Wednesday, October 14, 2020

A True American Hero

Columbus day is perhaps the most American holiday we have. The 4th of July and the Super Bowl are its only real competition, sharing with them an overblown sense of mythology and self-importance of American ingenuity, creativity, and heroic conquest we're so addicted to. While Columbus Day doesn't have the same religious fervor as the the other two, it makes up for this deficit by being a complete fucking lie. 

The two big things we're told about Columbus- that he discovered America and did so against a world insisting the Earth was flat- are as real as Santa Claus. The only thing Columbus "discovered" was the island of Hispaniola- modern day Haiti and the Dominican Republic - and the fact that the Earth was round was so widely known that it was the primary reason no one was willing to back his expedition. 

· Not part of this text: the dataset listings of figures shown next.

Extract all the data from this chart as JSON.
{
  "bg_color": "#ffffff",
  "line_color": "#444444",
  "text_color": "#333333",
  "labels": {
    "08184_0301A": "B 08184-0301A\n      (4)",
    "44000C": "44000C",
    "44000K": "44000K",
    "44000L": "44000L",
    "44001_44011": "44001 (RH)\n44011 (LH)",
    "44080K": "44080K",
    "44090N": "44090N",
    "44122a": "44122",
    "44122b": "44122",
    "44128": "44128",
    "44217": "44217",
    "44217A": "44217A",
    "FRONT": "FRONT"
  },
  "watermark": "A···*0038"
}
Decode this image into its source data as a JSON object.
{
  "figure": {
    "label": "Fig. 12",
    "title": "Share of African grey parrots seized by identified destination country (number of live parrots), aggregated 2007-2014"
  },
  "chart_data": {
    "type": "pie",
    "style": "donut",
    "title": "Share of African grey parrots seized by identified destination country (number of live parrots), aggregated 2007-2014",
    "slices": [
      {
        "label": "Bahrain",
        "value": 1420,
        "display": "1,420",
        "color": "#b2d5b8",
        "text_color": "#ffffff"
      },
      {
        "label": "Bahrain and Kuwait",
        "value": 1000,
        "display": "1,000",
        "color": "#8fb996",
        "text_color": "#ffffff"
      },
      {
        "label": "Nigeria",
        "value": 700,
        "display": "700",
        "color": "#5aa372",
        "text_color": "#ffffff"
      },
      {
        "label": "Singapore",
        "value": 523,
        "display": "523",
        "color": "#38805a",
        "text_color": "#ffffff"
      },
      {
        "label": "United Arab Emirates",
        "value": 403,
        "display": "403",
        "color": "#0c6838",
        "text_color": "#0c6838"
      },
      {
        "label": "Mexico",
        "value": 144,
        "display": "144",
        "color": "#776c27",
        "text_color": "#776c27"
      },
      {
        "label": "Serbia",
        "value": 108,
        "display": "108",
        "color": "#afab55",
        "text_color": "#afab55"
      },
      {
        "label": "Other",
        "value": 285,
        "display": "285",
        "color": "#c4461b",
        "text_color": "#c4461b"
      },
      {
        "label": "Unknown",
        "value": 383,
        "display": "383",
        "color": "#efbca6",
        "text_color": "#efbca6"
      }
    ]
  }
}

Every one he asked for money looked at his calculations, saw the he was vastly underestimating the size of the Earth, then sent his sorry ass packing. The only reason Spain backed his play was that they were fresh off the Reconquista and were in the mood to do something bold with their newly minted monarchy. 

So why are we told this fairy tale of a raping slaver who was wrong about everything? In a word, practice. 

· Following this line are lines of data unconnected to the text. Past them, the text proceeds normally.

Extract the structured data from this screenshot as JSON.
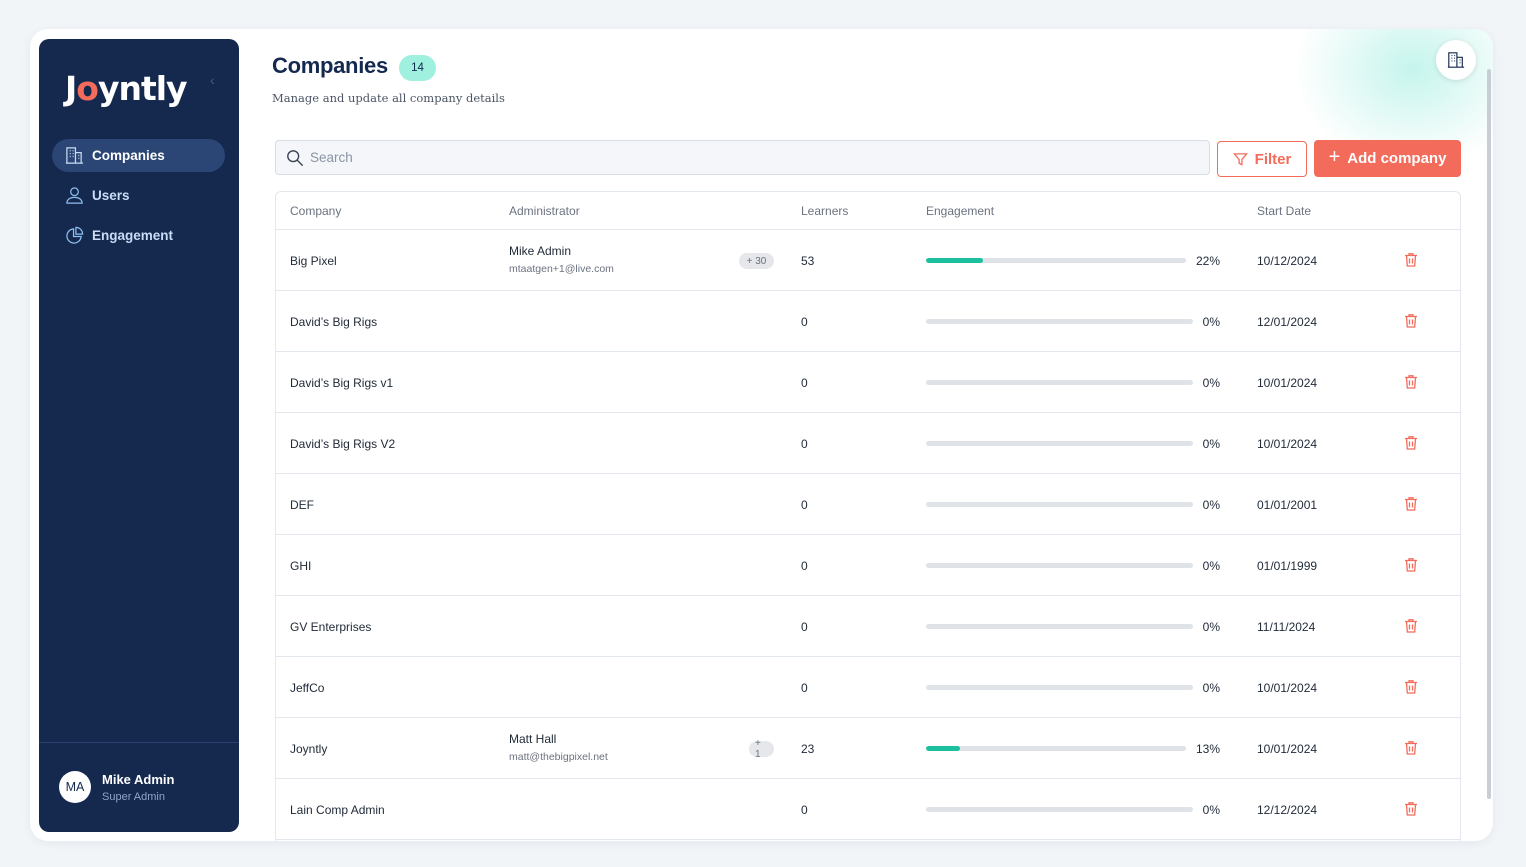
{
  "app": {
    "logo_text_1": "J",
    "logo_text_o": "o",
    "logo_text_2": "yntly",
    "collapse_icon": "chevron-left-icon"
  },
  "sidebar": {
    "items": [
      {
        "label": "Companies",
        "icon": "building-icon",
        "active": true
      },
      {
        "label": "Users",
        "icon": "user-icon",
        "active": false
      },
      {
        "label": "Engagement",
        "icon": "pie-chart-icon",
        "active": false
      }
    ],
    "user": {
      "initials": "MA",
      "name": "Mike Admin",
      "role": "Super Admin"
    }
  },
  "header": {
    "title": "Companies",
    "count": "14",
    "subtitle": "Manage and update all company details",
    "corner_icon": "building-icon"
  },
  "toolbar": {
    "search_placeholder": "Search",
    "filter_label": "Filter",
    "add_label": "Add company",
    "add_symbol": "+"
  },
  "colors": {
    "primary": "#15294f",
    "accent": "#f26b5b",
    "progress": "#1cbf9e",
    "badge": "#9ff0df"
  },
  "table": {
    "columns": [
      "Company",
      "Administrator",
      "Learners",
      "Engagement",
      "Start Date"
    ],
    "rows": [
      {
        "company": "Big Pixel",
        "admin_name": "Mike Admin",
        "admin_email": "mtaatgen+1@live.com",
        "admin_more": "+ 30",
        "learners": "53",
        "engagement": 22,
        "engagement_label": "22%",
        "start_date": "10/12/2024"
      },
      {
        "company": "David’s Big Rigs",
        "admin_name": "",
        "admin_email": "",
        "admin_more": "",
        "learners": "0",
        "engagement": 0,
        "engagement_label": "0%",
        "start_date": "12/01/2024"
      },
      {
        "company": "David’s Big Rigs v1",
        "admin_name": "",
        "admin_email": "",
        "admin_more": "",
        "learners": "0",
        "engagement": 0,
        "engagement_label": "0%",
        "start_date": "10/01/2024"
      },
      {
        "company": "David’s Big Rigs V2",
        "admin_name": "",
        "admin_email": "",
        "admin_more": "",
        "learners": "0",
        "engagement": 0,
        "engagement_label": "0%",
        "start_date": "10/01/2024"
      },
      {
        "company": "DEF",
        "admin_name": "",
        "admin_email": "",
        "admin_more": "",
        "learners": "0",
        "engagement": 0,
        "engagement_label": "0%",
        "start_date": "01/01/2001"
      },
      {
        "company": "GHI",
        "admin_name": "",
        "admin_email": "",
        "admin_more": "",
        "learners": "0",
        "engagement": 0,
        "engagement_label": "0%",
        "start_date": "01/01/1999"
      },
      {
        "company": "GV Enterprises",
        "admin_name": "",
        "admin_email": "",
        "admin_more": "",
        "learners": "0",
        "engagement": 0,
        "engagement_label": "0%",
        "start_date": "11/11/2024"
      },
      {
        "company": "JeffCo",
        "admin_name": "",
        "admin_email": "",
        "admin_more": "",
        "learners": "0",
        "engagement": 0,
        "engagement_label": "0%",
        "start_date": "10/01/2024"
      },
      {
        "company": "Joyntly",
        "admin_name": "Matt Hall",
        "admin_email": "matt@thebigpixel.net",
        "admin_more": "+ 1",
        "learners": "23",
        "engagement": 13,
        "engagement_label": "13%",
        "start_date": "10/01/2024"
      },
      {
        "company": "Lain Comp Admin",
        "admin_name": "",
        "admin_email": "",
        "admin_more": "",
        "learners": "0",
        "engagement": 0,
        "engagement_label": "0%",
        "start_date": "12/12/2024"
      }
    ]
  }
}
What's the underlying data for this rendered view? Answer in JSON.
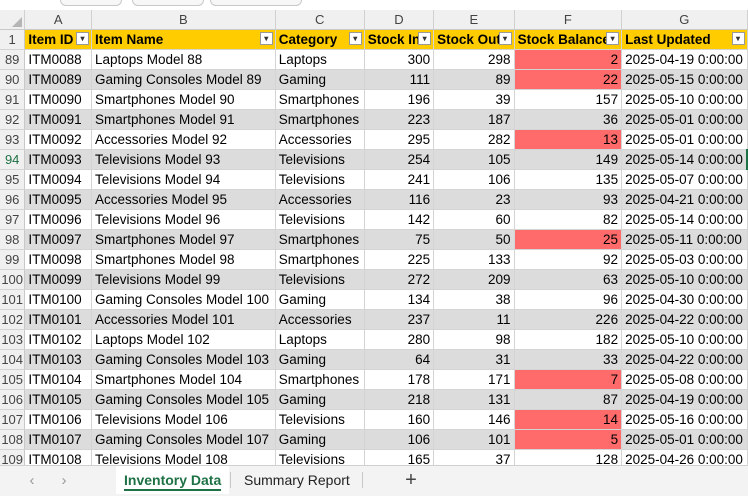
{
  "columns": [
    "A",
    "B",
    "C",
    "D",
    "E",
    "F",
    "G"
  ],
  "header": {
    "row_number": "1",
    "labels": [
      "Item ID",
      "Item Name",
      "Category",
      "Stock In",
      "Stock Out",
      "Stock Balance",
      "Last Updated"
    ]
  },
  "rows": [
    {
      "n": "89",
      "id": "ITM0088",
      "name": "Laptops Model 88",
      "cat": "Laptops",
      "in": "300",
      "out": "298",
      "bal": "2",
      "upd": "2025-04-19 0:00:00",
      "low": true
    },
    {
      "n": "90",
      "id": "ITM0089",
      "name": "Gaming Consoles Model 89",
      "cat": "Gaming",
      "in": "111",
      "out": "89",
      "bal": "22",
      "upd": "2025-05-15 0:00:00",
      "low": true
    },
    {
      "n": "91",
      "id": "ITM0090",
      "name": "Smartphones Model 90",
      "cat": "Smartphones",
      "in": "196",
      "out": "39",
      "bal": "157",
      "upd": "2025-05-10 0:00:00",
      "low": false
    },
    {
      "n": "92",
      "id": "ITM0091",
      "name": "Smartphones Model 91",
      "cat": "Smartphones",
      "in": "223",
      "out": "187",
      "bal": "36",
      "upd": "2025-05-01 0:00:00",
      "low": false
    },
    {
      "n": "93",
      "id": "ITM0092",
      "name": "Accessories Model 92",
      "cat": "Accessories",
      "in": "295",
      "out": "282",
      "bal": "13",
      "upd": "2025-05-01 0:00:00",
      "low": true
    },
    {
      "n": "94",
      "id": "ITM0093",
      "name": "Televisions Model 93",
      "cat": "Televisions",
      "in": "254",
      "out": "105",
      "bal": "149",
      "upd": "2025-05-14 0:00:00",
      "low": false
    },
    {
      "n": "95",
      "id": "ITM0094",
      "name": "Televisions Model 94",
      "cat": "Televisions",
      "in": "241",
      "out": "106",
      "bal": "135",
      "upd": "2025-05-07 0:00:00",
      "low": false
    },
    {
      "n": "96",
      "id": "ITM0095",
      "name": "Accessories Model 95",
      "cat": "Accessories",
      "in": "116",
      "out": "23",
      "bal": "93",
      "upd": "2025-04-21 0:00:00",
      "low": false
    },
    {
      "n": "97",
      "id": "ITM0096",
      "name": "Televisions Model 96",
      "cat": "Televisions",
      "in": "142",
      "out": "60",
      "bal": "82",
      "upd": "2025-05-14 0:00:00",
      "low": false
    },
    {
      "n": "98",
      "id": "ITM0097",
      "name": "Smartphones Model 97",
      "cat": "Smartphones",
      "in": "75",
      "out": "50",
      "bal": "25",
      "upd": "2025-05-11 0:00:00",
      "low": true
    },
    {
      "n": "99",
      "id": "ITM0098",
      "name": "Smartphones Model 98",
      "cat": "Smartphones",
      "in": "225",
      "out": "133",
      "bal": "92",
      "upd": "2025-05-03 0:00:00",
      "low": false
    },
    {
      "n": "100",
      "id": "ITM0099",
      "name": "Televisions Model 99",
      "cat": "Televisions",
      "in": "272",
      "out": "209",
      "bal": "63",
      "upd": "2025-05-10 0:00:00",
      "low": false
    },
    {
      "n": "101",
      "id": "ITM0100",
      "name": "Gaming Consoles Model 100",
      "cat": "Gaming",
      "in": "134",
      "out": "38",
      "bal": "96",
      "upd": "2025-04-30 0:00:00",
      "low": false
    },
    {
      "n": "102",
      "id": "ITM0101",
      "name": "Accessories Model 101",
      "cat": "Accessories",
      "in": "237",
      "out": "11",
      "bal": "226",
      "upd": "2025-04-22 0:00:00",
      "low": false
    },
    {
      "n": "103",
      "id": "ITM0102",
      "name": "Laptops Model 102",
      "cat": "Laptops",
      "in": "280",
      "out": "98",
      "bal": "182",
      "upd": "2025-05-10 0:00:00",
      "low": false
    },
    {
      "n": "104",
      "id": "ITM0103",
      "name": "Gaming Consoles Model 103",
      "cat": "Gaming",
      "in": "64",
      "out": "31",
      "bal": "33",
      "upd": "2025-04-22 0:00:00",
      "low": false
    },
    {
      "n": "105",
      "id": "ITM0104",
      "name": "Smartphones Model 104",
      "cat": "Smartphones",
      "in": "178",
      "out": "171",
      "bal": "7",
      "upd": "2025-05-08 0:00:00",
      "low": true
    },
    {
      "n": "106",
      "id": "ITM0105",
      "name": "Gaming Consoles Model 105",
      "cat": "Gaming",
      "in": "218",
      "out": "131",
      "bal": "87",
      "upd": "2025-04-19 0:00:00",
      "low": false
    },
    {
      "n": "107",
      "id": "ITM0106",
      "name": "Televisions Model 106",
      "cat": "Televisions",
      "in": "160",
      "out": "146",
      "bal": "14",
      "upd": "2025-05-16 0:00:00",
      "low": true
    },
    {
      "n": "108",
      "id": "ITM0107",
      "name": "Gaming Consoles Model 107",
      "cat": "Gaming",
      "in": "106",
      "out": "101",
      "bal": "5",
      "upd": "2025-05-01 0:00:00",
      "low": true
    },
    {
      "n": "109",
      "id": "ITM0108",
      "name": "Televisions Model 108",
      "cat": "Televisions",
      "in": "165",
      "out": "37",
      "bal": "128",
      "upd": "2025-04-26 0:00:00",
      "low": false
    }
  ],
  "colors": {
    "header_fill": "#ffcc00",
    "band_fill": "#dcdcdc",
    "low_stock_fill": "#ff6b6b",
    "active_tab": "#1e7145"
  },
  "active_row": "94",
  "tabs": {
    "prev_icon": "‹",
    "next_icon": "›",
    "sheets": [
      {
        "label": "Inventory Data",
        "active": true
      },
      {
        "label": "Summary Report",
        "active": false
      }
    ],
    "add_icon": "+"
  }
}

By training us to accept this incompetently constructed fake history around one person, it makes it easier for us to accept the much more thoroughly fabricated stories about our own country's founding and subsequent expansion. If we can get used to dismissing Columbus' atrocities as just "how things where done back then," it's not much of a stretch to hand wave the fact that men celebrated for their commitment to freedom owned human beings like they were animals. 

This becomes so ingrained in us that even when confronted with facts like Columbus was stripped of his governorship over the accusations of brutality against the residents of Hispaniola, they're as empty as a twinkie. Likewise, if you point out that abolitionist groups existed in the the late 18th-century, that too spatters like bugs against a windshield. 
 
In this way we become desensitized to the pile of bodies our civilization was built on. "That's just how things were back then" we say, washing the past in uncomplicated guilt to rinse out the messy reality that there were voices of dissent then, too. By doing this we remove the element of choice, that Washington having a set of dentures made from sleeve teeth or Columbus handing out captured indigenous women as sex slaves to his men were all active choices they didn't have to make. 
 
And yet, they did. Because it was comfortable for them to do so. Because they were afforded power and privilege and those they crushed under heel were not. They had the power to treat those beneath as raw material to use up as they saw fit. So they did, simple as that. 
 
We turn all those used up, discarded people into victims not of men, but of History, an unfeeling, impartial, inevitable destroyer of worlds too inferior to survive the ever changing, tumultuous tide of its advancement. This is how the extermination or enslavement of entire peoples goes from a crime to just the cost of doing business.
 
There can't be any judgment of Columbus because to judge him is to judge ourselves. The only difference in our story as a country versus Columbus was that there was never any higher authority to drag the United States in chains to so it could answer for its actions. We have always had to only answer to our own national conscience and we are, if nothing else, an extremely forgiving people when it comes to ourselves.  
 
And so, we continue to celebrate a bumbling, vicious charlatan all the while wondering how everything could go so terribly wrong.